Appellant, in reliance on Cabana v. Bullock (1986) 474 U.S. 376, 106 S.Ct. 689, 88 L.Ed.2d 704, contends that the Cantrell-Thornton exception formulated in Garcia and adopted and expanded in Croy was “an ill-conceived venture into appellate fact finding and must be discarded.”
In Garcia, the court having concluded that a majority of the United States Supreme Court would “agree that a jury instruction which does take an issue completely from the jury is reversible per se” (36 Cal.3d at p. 554, 205 Cal.Rptr. 265, 684 P.2d 826), noted that it was “uncertain whether the United States Supreme Court will endorse the Cantrell-Thornton exception to its apparent rule favoring automatic reversal.” (36 Cal.3d at p. 556, 205 Cal.Rptr. 265, 684 P.2d 826.) Accordingly, it announced that “pending further guidance from the United States Supreme Court, we will apply the reasoning of Cantrell and Thornton only to those cases clearly falling within the ambit of that reasoning so as not to detract substantially from the per se character of the high court's rule.” (36 Cal.3d at p. 557, 205 Cal.Rptr. 265, 684 P.2d 826.)
Appellant contends that Cabana v. Bullock, supra, provides further guidance and mandates the repudiation of the Cantrell-Thornton exception. In Cabana, this nation's highest court stated that “a jury's verdict cannot stand if the instructions provided the jury do not require it to find each element of the crime under the proper standard of proof, Sandstrom v Montana, 442 US 510, 61 L Ed 2d 39, 99 S Ct 2450 (1979). Findings made by a judge cannot cure deficiencies in the jury's finding as to the guilt or innocence of a defendant resulting from the court's failure to instruct it to find an element of the crime.

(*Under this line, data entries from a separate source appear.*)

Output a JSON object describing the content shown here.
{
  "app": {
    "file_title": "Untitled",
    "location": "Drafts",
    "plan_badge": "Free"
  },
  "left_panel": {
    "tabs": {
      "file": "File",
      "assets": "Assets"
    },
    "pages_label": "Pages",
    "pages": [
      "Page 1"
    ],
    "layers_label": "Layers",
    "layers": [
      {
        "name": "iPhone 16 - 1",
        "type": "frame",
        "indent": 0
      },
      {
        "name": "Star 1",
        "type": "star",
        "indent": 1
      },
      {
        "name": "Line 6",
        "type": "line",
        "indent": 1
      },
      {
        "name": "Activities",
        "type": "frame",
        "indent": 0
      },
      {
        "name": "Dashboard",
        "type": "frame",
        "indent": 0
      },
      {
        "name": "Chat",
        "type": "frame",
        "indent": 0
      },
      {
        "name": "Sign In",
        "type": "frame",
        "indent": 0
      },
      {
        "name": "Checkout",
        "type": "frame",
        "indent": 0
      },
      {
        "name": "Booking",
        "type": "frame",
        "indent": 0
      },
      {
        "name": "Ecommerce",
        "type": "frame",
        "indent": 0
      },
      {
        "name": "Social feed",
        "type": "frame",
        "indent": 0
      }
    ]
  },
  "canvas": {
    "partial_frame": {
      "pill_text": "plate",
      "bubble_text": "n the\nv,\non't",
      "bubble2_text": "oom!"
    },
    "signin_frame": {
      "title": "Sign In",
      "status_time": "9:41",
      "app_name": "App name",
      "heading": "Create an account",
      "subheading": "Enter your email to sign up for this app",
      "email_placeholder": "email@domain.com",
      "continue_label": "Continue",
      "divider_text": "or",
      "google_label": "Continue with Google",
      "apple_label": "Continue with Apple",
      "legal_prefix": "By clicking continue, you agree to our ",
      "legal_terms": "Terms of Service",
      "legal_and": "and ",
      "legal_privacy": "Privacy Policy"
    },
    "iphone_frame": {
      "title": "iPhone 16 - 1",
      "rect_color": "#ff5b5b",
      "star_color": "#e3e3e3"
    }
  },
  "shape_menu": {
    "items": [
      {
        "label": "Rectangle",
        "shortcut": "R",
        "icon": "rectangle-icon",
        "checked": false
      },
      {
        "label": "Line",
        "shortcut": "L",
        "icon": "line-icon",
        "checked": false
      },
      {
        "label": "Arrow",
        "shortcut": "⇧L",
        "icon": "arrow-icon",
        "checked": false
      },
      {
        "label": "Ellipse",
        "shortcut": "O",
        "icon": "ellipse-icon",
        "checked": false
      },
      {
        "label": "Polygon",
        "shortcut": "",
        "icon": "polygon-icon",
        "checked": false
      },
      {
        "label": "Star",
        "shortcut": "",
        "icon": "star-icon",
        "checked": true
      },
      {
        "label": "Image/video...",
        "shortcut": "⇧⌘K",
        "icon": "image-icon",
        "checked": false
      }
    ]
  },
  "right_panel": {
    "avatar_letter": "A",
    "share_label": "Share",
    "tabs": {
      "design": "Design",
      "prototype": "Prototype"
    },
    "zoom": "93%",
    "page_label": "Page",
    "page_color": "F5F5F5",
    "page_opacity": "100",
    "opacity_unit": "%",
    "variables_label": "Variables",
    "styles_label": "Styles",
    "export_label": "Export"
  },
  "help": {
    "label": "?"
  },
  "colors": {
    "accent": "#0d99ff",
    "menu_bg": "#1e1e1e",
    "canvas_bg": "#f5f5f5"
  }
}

See Connecticut v Johnson, 460 US 73, 95, and n 3, 74 L Ed 2d 823, 103 S Ct 969 (1983)․” (Cabana v. Bullock, supra, 474 U.S. at ––––, 106 S.Ct. at 696, 88 L.Ed.2d at p. 715.)
Whether or not Cabana effectively repudiates the Cantrell-Thornton exception as applied to Carlos error is a question that is not properly before us. In this case, we are concerned solely with Beeman error. In Croy, this state's high court noted that ‘'the instruction condemned in Beeman, unlike the pre-Carlos special circumstance instructions, did not entirely remove the question of the defendant's mental state from the jury's consideration.” (41 Cal.3d at p. 13, 221 Cal.Rptr. 592, 710 P.2d 392.) In the case before us, we are not concerned with an instruction that completely eliminated the intent element of a crime from the jury.
We therefore conclude that the Cantrell-Thornton exception, as applied to Beeman error, survives Cabana.
The judgment of conviction as to count I (attempted murder), count II (attempted robbery), and count III (burglary) is affirmed. The judgment of conviction as to count IV (assault with a deadly weapon) is reversed. The matter is remanded for resentencing on counts I and II and for retrial as to count IV (assault with a deadly weapon) in accordance with the views expressed in this opinion.
FOOTNOTE. See footnote *, ante.
FOOTNOTE. See footnote *, ante.
McCLOSKY, Associate Justice.
KINGSLEY, Acting P.J., and RUDOF, J.*, concur.